Irv Gornstein, executive director of the Supreme Court Institute at Georgetown University Law Center, called it a "big deal for governments in general that are trying to solve cold cases."
"If the court had gone the other way, it would have significantly restricted the current program that's in effect in the federal government and most of the states," said Gornstein, who spent 29 years in the U.S. Justice Department.
Boston University law professor Tracey Maclin, echoing the spirit of Scalia's dissent, called the notion of using DNA to identify arrestees hard to swallow.
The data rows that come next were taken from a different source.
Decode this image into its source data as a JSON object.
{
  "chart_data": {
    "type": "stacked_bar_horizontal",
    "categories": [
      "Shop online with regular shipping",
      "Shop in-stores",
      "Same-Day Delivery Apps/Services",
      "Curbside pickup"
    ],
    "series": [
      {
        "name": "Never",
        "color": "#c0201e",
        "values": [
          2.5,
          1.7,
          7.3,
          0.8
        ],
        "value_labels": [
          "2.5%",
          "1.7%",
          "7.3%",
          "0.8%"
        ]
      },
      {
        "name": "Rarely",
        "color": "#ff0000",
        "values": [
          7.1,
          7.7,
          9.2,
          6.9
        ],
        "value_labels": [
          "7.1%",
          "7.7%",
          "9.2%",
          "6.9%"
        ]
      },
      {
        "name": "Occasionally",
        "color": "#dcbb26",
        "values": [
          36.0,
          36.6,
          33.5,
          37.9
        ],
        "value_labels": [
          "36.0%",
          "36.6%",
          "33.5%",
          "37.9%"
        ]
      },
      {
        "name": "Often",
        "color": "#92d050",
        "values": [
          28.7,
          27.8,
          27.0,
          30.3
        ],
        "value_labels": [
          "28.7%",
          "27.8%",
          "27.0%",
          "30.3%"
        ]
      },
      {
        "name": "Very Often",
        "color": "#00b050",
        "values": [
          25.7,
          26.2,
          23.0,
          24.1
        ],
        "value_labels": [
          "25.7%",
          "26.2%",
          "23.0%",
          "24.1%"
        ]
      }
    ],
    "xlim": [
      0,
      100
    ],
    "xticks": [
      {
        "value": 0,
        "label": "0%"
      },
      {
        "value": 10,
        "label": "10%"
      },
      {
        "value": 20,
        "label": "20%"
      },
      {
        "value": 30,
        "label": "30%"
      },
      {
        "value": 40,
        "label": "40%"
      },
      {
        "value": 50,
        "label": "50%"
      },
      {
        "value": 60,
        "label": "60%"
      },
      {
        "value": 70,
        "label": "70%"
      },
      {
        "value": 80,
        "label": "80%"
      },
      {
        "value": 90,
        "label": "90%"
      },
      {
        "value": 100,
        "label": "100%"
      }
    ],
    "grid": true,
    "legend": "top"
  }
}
"This is not just searching somebody's purse or knapsack who's been placed under arrest — or even searching their car," Maclin said. "We're searching their person in a situation where we don't have any basis for the search other than the fact that the guy's been arrested."
Gornstein concedes the point, noting that when Alito at oral argument called this case perhaps the most important criminal law case in decades, he wasn't talking about the state needing an additional tool to make bail decisions.
"I think he was quite explicit that there were these rapes and murders that were unsolved and here we have a ready mechanism for solving these crimes," Gornstein said.
George Washington University law professor Orin Kerr, a Fourth Amendment specialist, said the court's decision clears up most of the ambiguity that had existed about taking DNA samples from people at the time of their arrest, but he noted that the court left open some questions.
"The court is talking about serious offenses in this case, but they don't say what counts as a serious offense or whether they'd reach the same result for a nonserious offense. So we just don't know how far this opinion would apply," Kerr said.
Civil libertarians were disappointed by the ruling, but, perhaps because DNA has so often been used to free the innocent, the critiques were relatively muted. As Georgetown's Gornstein put it, the court majority's language, heaping praise on DNA testing for its reliability, "keeps up the momentum" to require the taking and keeping of DNA material in criminal prosecutions.